I've noted before on this blog that I think St. John is a lover. I'm not talking about a Cassanova (although, who knows? Maybe he was!) But what I mean by that is how his Gospel is always emphasizing Jesus as the embodiment of Love. He is not only the "Word made flesh," but he is Love made manifest in human form. As I've said, you can go back to past December 27th writings on this blog and read my words about John and Love. This time around, I am thinking more about John's mystical qualities.
Unlike the other evangelists, John writes in a way that is far more contemplative than the accounts we get from Matthew, Mark, and Luke. Yes, all of them, including John, have an agenda that they're advancing in an effort of showing Jesus to be the Messiah. Mark, the first one to have put together a Gospel, is rushing to get this account down before more people are killed. His Jesus has no time to suffer fools. Matthew, the flawed tax collector, is always drawing the parallels for his Jewish audience between those things they've learned from Torah, and what they should see in Jesus. Luke, the orderly Greek physician, depicts the Jesus who will lift up the lowly and show how inclusive the Love is for all people: women, Samaritans, prodigal sons, etc. John's Jesus is the deeply spiritual contemplative. His account of the life of Christ reveals that Jesus has achieved a Oneness with God that is beyond anything anyone had ever experienced on earth because, for John, Jesus is "The Word made flesh." This summer, as I read a modern mystic, Andrew Harvey's book, "Son of Man," I was awakened to how John's writing on Jesus reveals him to be a deeply centered, spiritual man in all his conversations with the various people he encounters from Nicodemus to the Samaritan Woman at the well to his final moments with the disciples. I definitely see it in this portion of the Gospel passage that is chosen for St. John's Feast Day:
‘Now the Son of Man has been glorified, and God has been glorified in him.
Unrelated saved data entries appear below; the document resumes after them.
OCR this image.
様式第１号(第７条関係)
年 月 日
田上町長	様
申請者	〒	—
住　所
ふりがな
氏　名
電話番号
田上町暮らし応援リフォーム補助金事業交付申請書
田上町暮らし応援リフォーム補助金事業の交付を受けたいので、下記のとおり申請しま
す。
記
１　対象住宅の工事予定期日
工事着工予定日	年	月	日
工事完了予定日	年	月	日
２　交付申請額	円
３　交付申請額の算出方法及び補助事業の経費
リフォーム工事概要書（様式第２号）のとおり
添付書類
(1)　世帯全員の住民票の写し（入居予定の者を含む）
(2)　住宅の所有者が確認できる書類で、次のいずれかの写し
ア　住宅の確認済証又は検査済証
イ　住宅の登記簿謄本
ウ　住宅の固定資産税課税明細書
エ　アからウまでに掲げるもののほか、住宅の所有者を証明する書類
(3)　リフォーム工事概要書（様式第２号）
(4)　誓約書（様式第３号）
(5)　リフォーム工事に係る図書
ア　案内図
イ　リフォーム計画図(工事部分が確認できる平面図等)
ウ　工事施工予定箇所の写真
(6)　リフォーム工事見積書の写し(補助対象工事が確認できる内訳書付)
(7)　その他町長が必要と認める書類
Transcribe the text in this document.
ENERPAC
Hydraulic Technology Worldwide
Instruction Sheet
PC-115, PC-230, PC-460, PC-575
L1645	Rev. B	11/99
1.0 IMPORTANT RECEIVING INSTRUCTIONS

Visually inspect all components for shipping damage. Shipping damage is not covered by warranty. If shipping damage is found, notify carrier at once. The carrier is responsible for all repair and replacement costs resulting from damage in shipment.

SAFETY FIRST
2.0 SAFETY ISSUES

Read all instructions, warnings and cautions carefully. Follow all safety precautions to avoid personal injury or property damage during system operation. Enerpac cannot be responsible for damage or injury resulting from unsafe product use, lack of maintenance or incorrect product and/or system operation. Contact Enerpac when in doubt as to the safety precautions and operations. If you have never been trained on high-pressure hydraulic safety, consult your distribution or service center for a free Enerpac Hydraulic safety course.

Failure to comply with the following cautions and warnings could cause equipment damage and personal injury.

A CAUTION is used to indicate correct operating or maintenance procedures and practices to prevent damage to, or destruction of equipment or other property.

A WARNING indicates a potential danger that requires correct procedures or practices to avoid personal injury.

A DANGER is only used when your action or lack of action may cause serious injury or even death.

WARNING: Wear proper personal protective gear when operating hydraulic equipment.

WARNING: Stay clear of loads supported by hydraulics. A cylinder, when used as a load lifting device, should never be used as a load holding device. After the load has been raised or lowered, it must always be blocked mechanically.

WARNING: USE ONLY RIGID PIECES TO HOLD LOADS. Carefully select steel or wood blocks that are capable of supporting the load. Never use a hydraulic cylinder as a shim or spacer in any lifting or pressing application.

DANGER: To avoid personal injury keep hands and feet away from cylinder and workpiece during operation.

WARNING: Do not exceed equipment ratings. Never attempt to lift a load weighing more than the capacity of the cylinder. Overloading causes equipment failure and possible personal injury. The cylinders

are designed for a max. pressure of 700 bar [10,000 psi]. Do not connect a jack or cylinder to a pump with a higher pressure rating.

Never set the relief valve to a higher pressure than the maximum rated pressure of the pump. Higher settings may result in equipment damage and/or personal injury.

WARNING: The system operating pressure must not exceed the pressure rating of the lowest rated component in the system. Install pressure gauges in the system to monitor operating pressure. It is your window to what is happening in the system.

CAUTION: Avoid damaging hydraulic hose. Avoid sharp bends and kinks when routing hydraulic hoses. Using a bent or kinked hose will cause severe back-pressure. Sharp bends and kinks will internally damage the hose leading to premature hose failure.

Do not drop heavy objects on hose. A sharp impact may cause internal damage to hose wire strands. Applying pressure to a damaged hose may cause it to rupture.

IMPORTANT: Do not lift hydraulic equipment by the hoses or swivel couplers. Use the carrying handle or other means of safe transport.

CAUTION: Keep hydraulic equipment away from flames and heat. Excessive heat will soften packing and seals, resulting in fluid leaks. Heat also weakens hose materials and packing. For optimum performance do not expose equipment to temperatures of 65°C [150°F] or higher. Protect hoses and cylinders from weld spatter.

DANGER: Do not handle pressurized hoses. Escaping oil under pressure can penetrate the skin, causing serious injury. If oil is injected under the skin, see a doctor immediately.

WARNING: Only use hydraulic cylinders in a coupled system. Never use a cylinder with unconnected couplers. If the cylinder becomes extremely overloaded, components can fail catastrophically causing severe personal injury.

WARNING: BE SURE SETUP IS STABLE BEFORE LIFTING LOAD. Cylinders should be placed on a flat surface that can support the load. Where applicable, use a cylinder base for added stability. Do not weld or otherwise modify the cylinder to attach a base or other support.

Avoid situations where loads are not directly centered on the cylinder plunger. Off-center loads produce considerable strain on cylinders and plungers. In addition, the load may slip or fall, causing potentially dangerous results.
If God has been glorified in him, God will also glorify him in himself and will glorify him at once. Little children, I am with you only a little longer. You will look for me; and as I said to the Jews so now I say to you, “Where I am going, you cannot come.” I give you a new commandment, that you love one another. Just as I have loved you, you also should love one another. By this everyone will know that you are my disciples, if you have love for one another.’
If you have a hankering to do this, I'd recommend reading those chapters in John where Jesus is giving his final testament to his friends, the disciples (start at Chapter 14 and read to the end of Chapter 17.) Let the poetry of the language sink in and recognize how completely at one with all things Jesus has become, knowing that he is being betrayed and will be handed over to the Roman authorities. I think these chapters are the revelation of his Lordship which, even in these moments, the disciples still can only see dimly. Even today, those of us who follow Christ don't always understand or see the Divine in all that is in and around us. The things that tear down God's creation can knock us off our centering on the good. John encourages us to always strive toward the goal of being at One with Divinity:
For this is the message you have heard from the beginning, that we should
love one another. We must not be like Cain who was from the evil one
and murdered his brother. And why did he murder him? Because his own
deeds were evil and his brother’s righteous. Do not be astonished, brothers
and sisters, that the world hates you. We know that we have passed from
death to life because we love one another. Whoever does not love abides
in death. All who hate a brother or sister are murderers, and you know
that murderers do not have eternal life abiding in them. We know love
by this, that he laid down his life for us—and we ought to lay down our
lives for one another. How does God’s love abide in anyone who has
the world’s goods and sees a brother or sister in need and yet refuses help?
Little children, let us love, not in word or speech, but in truth and action.
On this third day of Christmas, let us go forth into the world to Love and serve the One who is Love.